Main layangan memang mengasyikkan, ada kalanya kita menarik ada
kalanya kita harus mengulur agar layangan tetap dapat berada di
atas. Filosofi tarik ulur dalam permainan layangan bisa pula kita
pergunakan untuk mendidik anak-anak kita.

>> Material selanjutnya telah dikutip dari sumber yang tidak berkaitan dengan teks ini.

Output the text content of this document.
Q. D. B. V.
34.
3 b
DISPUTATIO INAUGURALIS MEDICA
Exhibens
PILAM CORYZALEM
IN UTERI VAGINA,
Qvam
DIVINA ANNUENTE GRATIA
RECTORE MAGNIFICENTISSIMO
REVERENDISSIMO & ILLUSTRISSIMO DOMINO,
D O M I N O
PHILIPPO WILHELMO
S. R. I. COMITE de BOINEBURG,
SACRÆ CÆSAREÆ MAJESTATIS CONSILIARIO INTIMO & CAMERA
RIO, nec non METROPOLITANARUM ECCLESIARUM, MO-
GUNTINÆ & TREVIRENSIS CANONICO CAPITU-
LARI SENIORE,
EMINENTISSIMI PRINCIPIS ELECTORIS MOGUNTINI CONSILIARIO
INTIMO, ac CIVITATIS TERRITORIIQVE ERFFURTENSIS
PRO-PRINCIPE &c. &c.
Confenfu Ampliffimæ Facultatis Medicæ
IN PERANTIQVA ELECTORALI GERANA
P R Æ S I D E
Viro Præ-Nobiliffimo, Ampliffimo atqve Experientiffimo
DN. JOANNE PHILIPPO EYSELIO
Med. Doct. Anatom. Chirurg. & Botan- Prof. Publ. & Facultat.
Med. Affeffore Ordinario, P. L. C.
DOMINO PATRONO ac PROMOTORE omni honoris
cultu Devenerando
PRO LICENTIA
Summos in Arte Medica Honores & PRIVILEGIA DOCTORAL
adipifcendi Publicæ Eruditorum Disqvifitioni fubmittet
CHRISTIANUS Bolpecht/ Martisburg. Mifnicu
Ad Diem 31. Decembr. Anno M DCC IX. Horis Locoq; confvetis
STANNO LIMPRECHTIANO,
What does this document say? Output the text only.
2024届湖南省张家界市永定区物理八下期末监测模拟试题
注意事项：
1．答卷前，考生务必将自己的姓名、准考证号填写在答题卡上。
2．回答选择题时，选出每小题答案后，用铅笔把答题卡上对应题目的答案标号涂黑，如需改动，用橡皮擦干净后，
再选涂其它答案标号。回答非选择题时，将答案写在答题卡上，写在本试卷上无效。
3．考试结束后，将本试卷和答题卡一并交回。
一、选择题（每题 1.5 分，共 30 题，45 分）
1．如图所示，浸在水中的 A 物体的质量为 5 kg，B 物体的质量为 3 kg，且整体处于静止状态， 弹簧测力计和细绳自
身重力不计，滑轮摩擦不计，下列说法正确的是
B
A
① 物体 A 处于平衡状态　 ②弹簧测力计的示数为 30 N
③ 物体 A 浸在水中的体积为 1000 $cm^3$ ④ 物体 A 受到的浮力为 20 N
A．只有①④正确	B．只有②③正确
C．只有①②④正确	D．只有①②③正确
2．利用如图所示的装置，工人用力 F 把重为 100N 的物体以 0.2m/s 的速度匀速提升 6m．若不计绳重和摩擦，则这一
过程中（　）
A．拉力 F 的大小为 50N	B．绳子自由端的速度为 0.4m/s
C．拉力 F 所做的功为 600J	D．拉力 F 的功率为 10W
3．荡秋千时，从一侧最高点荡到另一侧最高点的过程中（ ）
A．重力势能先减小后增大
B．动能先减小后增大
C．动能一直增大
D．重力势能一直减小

Dimana ada saatnya anak-anak
diajarkan kedisiplinan, taat pada aturan-aturan, ada saatnya pula kita
lepas mereka agar dapat kreatif dan mandiri tidak selalu bergantung pada
orang tua.
Jika metode tarik ulur ini dapat dijalankan dengan baik, maka kita akan
membentuk generasi penerus yang berkualitas sesuai dengan harapan yakni
generasi yang berdisiplin tinggi namun tidak meninggalkan kreatifitasnya
dalam segala hal (yang posotif), sebaliknya jika timpang misal tarik
nya saja yang ditekankan pada anak dengan mengajarinya disiplin yang
tinggi, segala sesuatu harus sesuai dengan petunjuk dan ‘diajarin’ maka
kelak mereka akan menjadi orang-orang yang kaku serta cenderung tidak
toleran terhadap perbedaan, sebaliknya jika yang ditekankan hanya ulur
nya saja, maka kelak mereka akan menjadi orang-orang yang semaunya
sendiri, tidak menghargai nilai-nilai atau norma-normal yang berlaku,
termasuk pada orang tua pun mereka bisa melawan dan kurang ajar.
Agar metode tarik ulur bisa diterapkan secara tepat maka orangtua perlu
membekali diri dengan pengetahuan psikologi anak, maksud psikologi
disini mengetahui dan mencari tahu apa yang menyebabkan anak semangat,
apa yang menyebabkan ia marah, apa yang ia sukai dan tidak sukai dan
sebagainya, sebab masing-masing anak mempunyai karakteristik tersendiri
alias tidak bisa diseragamkan. Dan dengan mengetahui kondisi psikologis
anak, kita akan mengetahui kapan saatnya untuk ‘menarik’ dan kapan saatnya untuk ‘mengulur’.